A cette époque, Marseille est un des carrefours du Judaïsme français. Samy fait la connaissance de Jules Isaac, de Raymond Lindon, de Guastalla, de Benvéniste – tous intellectuels juifs s’étant éloignés du Judaïsme avant la guerre et que le choc de l’antisémitisme y ramènera. Collaborer avec eux est une expérience enrichissante pour eux et pour Samy.
Il prend l’initiative de créer un Comité de Coordination de la Jeunesse Juive de France, comprenant des délégués de toutes les organisations : sionistes, orthodoxes, neutres, pluralistes. Comme nous tous, il se déplace beaucoup.
NAISSANCES
Sa première fille, Annie-Rose, naît peu de jours après l’invasion de la Zone Sud. Dès qu’elle a la force d’affronter les désagréments du voyage, Marguerite rejoindra sa belle-mère à Saint-Symphorien-de-Layes, à dix sept kilomètres à l’est de Roanne, désormais le port d’attache de Samy. C’est là que naîtra, en février 1944, sa deuxième fille, Elsie. Autant que ses obligations le permettent, Samy passera le Chabbath auprès des siens... jusqu’au jour où Marguerite signalera à son mari qu’il y a péril en la demeure.

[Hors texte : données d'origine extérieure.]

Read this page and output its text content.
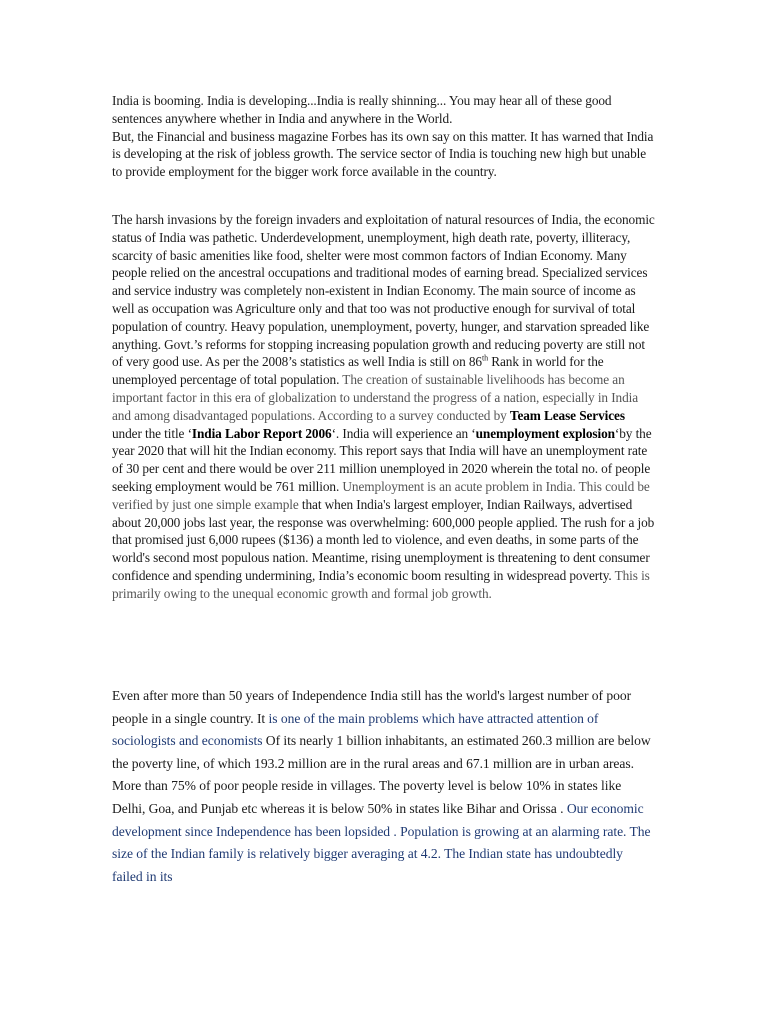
India is booming. India is developing...India is really shinning... You may hear all of these good sentences anywhere whether in India and anywhere in the World.
But, the Financial and business magazine Forbes has its own say on this matter. It has warned that India is developing at the risk of jobless growth. The service sector of India is touching new high but unable to provide employment for the bigger work force available in the country.

The harsh invasions by the foreign invaders and exploitation of natural resources of India, the economic status of India was pathetic. Underdevelopment, unemployment, high death rate, poverty, illiteracy, scarcity of basic amenities like food, shelter were most common factors of Indian Economy. Many people relied on the ancestral occupations and traditional modes of earning bread. Specialized services and service industry was completely non-existent in Indian Economy. The main source of income as well as occupation was Agriculture only and that too was not productive enough for survival of total population of country. Heavy population, unemployment, poverty, hunger, and starvation spreaded like anything. Govt.’s reforms for stopping increasing population growth and reducing poverty are still not of very good use. As per the 2008’s statistics as well India is still on 86th Rank in world for the unemployed percentage of total population. The creation of sustainable livelihoods has become an important factor in this era of globalization to understand the progress of a nation, especially in India and among disadvantaged populations. According to a survey conducted by Team Lease Services under the title ‘India Labor Report 2006‘. India will experience an ‘unemployment explosion‘by the year 2020 that will hit the Indian economy. This report says that India will have an unemployment rate of 30 per cent and there would be over 211 million unemployed in 2020 wherein the total no. of people seeking employment would be 761 million. Unemployment is an acute problem in India. This could be verified by just one simple example that when India's largest employer, Indian Railways, advertised about 20,000 jobs last year, the response was overwhelming: 600,000 people applied. The rush for a job that promised just 6,000 rupees ($136) a month led to violence, and even deaths, in some parts of the world's second most populous nation. Meantime, rising unemployment is threatening to dent consumer confidence and spending undermining, India’s economic boom resulting in widespread poverty. This is primarily owing to the unequal economic growth and formal job growth.

Even after more than 50 years of Independence India still has the world's largest number of poor people in a single country. It is one of the main problems which have attracted attention of sociologists and economists Of its nearly 1 billion inhabitants, an estimated 260.3 million are below the poverty line, of which 193.2 million are in the rural areas and 67.1 million are in urban areas. More than 75% of poor people reside in villages. The poverty level is below 10% in states like Delhi, Goa, and Punjab etc whereas it is below 50% in states like Bihar and Orissa . Our economic development since Independence has been lopsided . Population is growing at an alarming rate. The size of the Indian family is relatively bigger averaging at 4.2. The Indian state has undoubtedly failed in its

A Saint-Symphorien, la gendarmerie française recherche des hommes de la classe d’âge de Samy et par dessus le marché, Théo, le frère de Marguerite, membre de la Sixième, vient voir sa soeur avec des papiers ne portant pas le tampon "Juif". Le gendarme local qui contrôle les papiers s’étonne de l’absence de cette mention, ce qui prouve que la famille est repérée.
Elsie a deux mois lorsqu’une des filles de « l’Aide aux Mères » viendra chercher Marguerite de la part de Juliette et de Marinette pour l’emmener, elle et ses enfants, dans une colonie de vacances de cette organisation. Marguerite se doute qu’il s’est passé quelque chose de grave, mais elle n’apprendra avec précisions les circonstances de la mort de Samy que début septembre, lorsqu’elle verra les photos et qu’elle lira le signalement vestimentaire. Elle se trouve alors à Roanne et, comme le prescrit l’usage, observe pendant une heure les pratiques des sept jours de deuil. Elle nous enverra la copie du dernier message de Samy, avec l’exergue qui figure au début de cette monographie.